Çok meraklıydı ve psişik metafizik ve mistisizmle çok ilgilendi, bu yüzden birkaç ders dinlemeye gitti.
Metafizik öğrenme sürecinde, yalnızca astrolojik kehanetten etkilenmekle kalmadı, aynı zamanda öğretmenin güzel sözleriyle de görevlendirildi. O adamla ömür boyu özel bir randevu alın ve hemen evlenin.
Ancak Ilsa, görünüşte teorik, gizemli ve bilgili kocanın aslında çok güvenilmez bir pislik olmasını beklemiyordu.
Metafizik bir danışma bürosu açmak istediğini söyledi, ancak işinin doğası tamamen falcı gibiydi, aldatıcı ve aldatıcıydı. Sonunda, ondan kurtuldular ve çiftin yasadışı dolandırıcılık nedeniyle İngiltere'den sınır dışı edilmesine neden oldu.
Genç Ilsa kayıp durumundaydı ve ancak kocasıyla New York'a gidebiliyordu. New York'a ilk geldiğimde, kocam beceriksizdi ve çift geçimlerini sağlamak için Ilsanın "çeyizine" güvenebiliyordu. İlk kızları Maria'yı karşıladılar.
Zavallı ve aşağılık çiftler üzgündür ve Ilsa, onunla mümkün olan her şekilde tatlı bir şekilde konuşan kocasının karısını ve kızını terk edip hayatın en zor zamanında uzaklaşacağını asla beklememiştir. Ilsa, çaresiz New York'ta yalnız yaşayan hasta kızıyla birlikte kaldı.
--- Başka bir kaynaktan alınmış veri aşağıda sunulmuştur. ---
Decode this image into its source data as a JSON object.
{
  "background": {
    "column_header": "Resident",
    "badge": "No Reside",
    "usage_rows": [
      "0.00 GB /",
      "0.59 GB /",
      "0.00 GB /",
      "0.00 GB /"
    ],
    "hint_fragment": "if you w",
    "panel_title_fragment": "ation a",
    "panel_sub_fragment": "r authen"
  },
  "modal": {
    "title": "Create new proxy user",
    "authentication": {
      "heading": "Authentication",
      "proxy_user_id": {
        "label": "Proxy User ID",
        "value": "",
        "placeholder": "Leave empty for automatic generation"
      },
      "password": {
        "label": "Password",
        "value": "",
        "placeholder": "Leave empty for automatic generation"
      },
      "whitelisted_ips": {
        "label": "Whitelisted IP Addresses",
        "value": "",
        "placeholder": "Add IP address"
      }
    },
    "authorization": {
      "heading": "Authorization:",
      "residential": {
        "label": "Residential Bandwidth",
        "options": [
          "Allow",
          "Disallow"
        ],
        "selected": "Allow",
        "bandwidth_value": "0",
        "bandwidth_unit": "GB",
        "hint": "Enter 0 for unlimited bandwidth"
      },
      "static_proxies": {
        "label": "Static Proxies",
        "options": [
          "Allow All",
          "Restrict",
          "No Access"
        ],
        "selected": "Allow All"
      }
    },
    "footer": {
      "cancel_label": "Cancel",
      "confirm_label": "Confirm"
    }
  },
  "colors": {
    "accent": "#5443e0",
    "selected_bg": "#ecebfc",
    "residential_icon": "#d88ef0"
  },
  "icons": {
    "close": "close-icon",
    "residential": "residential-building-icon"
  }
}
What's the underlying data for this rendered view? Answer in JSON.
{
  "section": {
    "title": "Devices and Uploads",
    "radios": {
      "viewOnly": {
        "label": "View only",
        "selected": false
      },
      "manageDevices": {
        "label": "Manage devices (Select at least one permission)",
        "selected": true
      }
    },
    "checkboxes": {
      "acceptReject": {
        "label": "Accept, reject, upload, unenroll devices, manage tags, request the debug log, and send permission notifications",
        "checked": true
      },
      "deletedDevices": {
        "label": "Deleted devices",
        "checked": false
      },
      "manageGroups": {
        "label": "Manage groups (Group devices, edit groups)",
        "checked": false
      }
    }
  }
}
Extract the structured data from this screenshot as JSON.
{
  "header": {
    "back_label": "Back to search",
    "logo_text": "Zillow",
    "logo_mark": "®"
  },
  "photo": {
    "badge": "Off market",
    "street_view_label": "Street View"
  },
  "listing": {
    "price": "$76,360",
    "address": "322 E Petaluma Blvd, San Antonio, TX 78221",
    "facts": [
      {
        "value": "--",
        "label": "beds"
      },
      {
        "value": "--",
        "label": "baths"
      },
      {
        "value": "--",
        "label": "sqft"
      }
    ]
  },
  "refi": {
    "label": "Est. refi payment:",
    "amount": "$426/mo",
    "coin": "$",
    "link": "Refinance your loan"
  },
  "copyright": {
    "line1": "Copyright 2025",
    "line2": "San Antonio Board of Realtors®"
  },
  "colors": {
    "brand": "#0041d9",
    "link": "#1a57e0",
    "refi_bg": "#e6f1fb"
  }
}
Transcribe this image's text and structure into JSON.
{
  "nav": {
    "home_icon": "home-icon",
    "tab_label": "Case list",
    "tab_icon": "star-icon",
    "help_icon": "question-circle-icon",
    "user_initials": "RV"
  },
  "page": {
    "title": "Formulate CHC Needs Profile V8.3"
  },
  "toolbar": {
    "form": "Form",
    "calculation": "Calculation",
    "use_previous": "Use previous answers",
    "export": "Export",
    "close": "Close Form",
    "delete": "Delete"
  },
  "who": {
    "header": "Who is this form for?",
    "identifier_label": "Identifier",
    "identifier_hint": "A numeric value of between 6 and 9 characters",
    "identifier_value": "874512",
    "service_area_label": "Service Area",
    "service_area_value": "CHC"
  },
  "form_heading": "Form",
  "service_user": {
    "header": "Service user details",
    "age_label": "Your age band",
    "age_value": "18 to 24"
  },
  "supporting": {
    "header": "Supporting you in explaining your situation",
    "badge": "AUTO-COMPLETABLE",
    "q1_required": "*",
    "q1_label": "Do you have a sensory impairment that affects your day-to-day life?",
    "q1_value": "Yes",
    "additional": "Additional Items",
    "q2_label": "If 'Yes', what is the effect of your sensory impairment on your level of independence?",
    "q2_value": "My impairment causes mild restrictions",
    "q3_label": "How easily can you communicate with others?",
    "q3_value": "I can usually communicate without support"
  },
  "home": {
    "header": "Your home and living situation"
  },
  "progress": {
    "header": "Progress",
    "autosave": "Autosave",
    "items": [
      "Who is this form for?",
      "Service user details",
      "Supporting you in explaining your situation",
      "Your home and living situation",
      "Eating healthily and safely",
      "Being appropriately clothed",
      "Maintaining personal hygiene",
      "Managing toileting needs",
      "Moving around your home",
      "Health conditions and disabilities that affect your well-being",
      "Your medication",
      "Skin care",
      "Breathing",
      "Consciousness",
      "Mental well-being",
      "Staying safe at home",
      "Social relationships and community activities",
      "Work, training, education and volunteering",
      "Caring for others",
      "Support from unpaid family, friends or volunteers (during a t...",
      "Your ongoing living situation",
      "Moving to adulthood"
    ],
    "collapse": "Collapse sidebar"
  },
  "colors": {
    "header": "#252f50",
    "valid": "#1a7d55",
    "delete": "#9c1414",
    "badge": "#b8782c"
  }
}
O sırada Ilsa otuz yaşından küçüktü. Hayatın çalkantılı dalgaları ona saldırdı. Geçmişte en iddialı olan kızın sadece kafası karışık ve gelecek hakkında bilinmiyor.
O zamanlar Ilsa bunu çözmemiş olsaydı, belki de Schiaparelli olmazdı, bu markanın yüzyıldan sonra geri dönüşünden bahsetmiyorum bile.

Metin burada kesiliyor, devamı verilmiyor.